Figure 7: MesaTask generates realistic scenes for novel tabletop categories, demonstrating generalization beyond training data.
Benchmarking and Comparative Analysis
MesaTask-10K serves as a benchmark for scene generation methods. Comparative experiments with ATISS, DiffuScene, and PhyScene (trained on MesaTask-10K) reveal trade-offs between visual quality and semantic alignment. MesaTask differs fundamentally by generating scenes from task instructions rather than static scene descriptions, enabling open-vocabulary synthesis and superior task-scene alignment.
Figure 8: Qualitative results of ATISS, DiffuScene, and PhyScene trained on MesaTask-10K.
Implementation Details
MesaTask is implemented using Qwen3-8b as the base LLM, with full-parameter fine-tuning on 8 A800 GPUs. The asset retrieval process combines SBERT-based text similarity and cosine size similarity, with empirically weighted scoring. Scene graph extraction employs geometric rules for spatial relations, orientation quantization, and grid-based positional encoding. DPO training uses three corruption strategies: geometric perturbation, scene graph corruption, and object removal.

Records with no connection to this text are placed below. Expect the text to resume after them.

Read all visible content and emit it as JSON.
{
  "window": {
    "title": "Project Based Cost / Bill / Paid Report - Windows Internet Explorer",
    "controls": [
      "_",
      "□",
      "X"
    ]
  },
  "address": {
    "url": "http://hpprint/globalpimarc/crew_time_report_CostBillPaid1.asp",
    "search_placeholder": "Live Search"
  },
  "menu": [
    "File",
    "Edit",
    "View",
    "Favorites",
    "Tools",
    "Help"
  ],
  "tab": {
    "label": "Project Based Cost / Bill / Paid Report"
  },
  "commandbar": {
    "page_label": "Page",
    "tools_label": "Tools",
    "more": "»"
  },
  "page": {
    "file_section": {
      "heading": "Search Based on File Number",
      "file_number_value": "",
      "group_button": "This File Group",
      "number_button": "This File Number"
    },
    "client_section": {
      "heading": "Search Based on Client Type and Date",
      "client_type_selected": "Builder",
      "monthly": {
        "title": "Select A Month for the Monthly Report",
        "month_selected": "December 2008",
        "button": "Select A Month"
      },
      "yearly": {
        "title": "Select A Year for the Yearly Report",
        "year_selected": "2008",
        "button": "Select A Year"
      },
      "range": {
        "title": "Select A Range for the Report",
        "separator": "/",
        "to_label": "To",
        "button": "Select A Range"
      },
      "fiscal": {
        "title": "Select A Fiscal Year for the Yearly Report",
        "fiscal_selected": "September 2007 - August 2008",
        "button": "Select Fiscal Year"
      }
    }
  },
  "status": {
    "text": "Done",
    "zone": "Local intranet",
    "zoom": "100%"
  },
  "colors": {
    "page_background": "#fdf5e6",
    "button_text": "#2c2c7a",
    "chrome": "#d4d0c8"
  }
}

Limitations and Future Directions
MesaTask currently focuses on six indoor table types and relies on 3D object retrieval, limiting diversity to the asset database. Future work will integrate 3D object generation conditioned on bounding boxes to expand object diversity and realism. Extending to broader table types and more complex manipulation tasks is a natural progression.
Conclusion
MesaTask establishes a new paradigm for task-driven 3D tabletop scene generation, combining large-scale dataset construction, structured spatial reasoning, and LLM-based synthesis. The framework achieves state-of-the-art performance in generating physically plausible, semantically aligned scenes from abstract task instructions, with robust generalization and extensibility. MesaTask-10K provides a valuable benchmark for future research in embodied AI, scene synthesis, and robotic policy learning.
Figure 9: Additional qualitative comparisons of task-conditioned scene generation across GPT-4o, I-Design-table, Holodeck-table, and MesaTask.
Figure 10: Additional qualitative results generated by MesaTask, illustrating diverse task-driven scene layouts.
Figure 11: MesaTask qualitative results (continued), showing complex spatial arrangements and inter-object relations.
Figure 12: MesaTask qualitative results (continued), further demonstrating scene diversity and realism.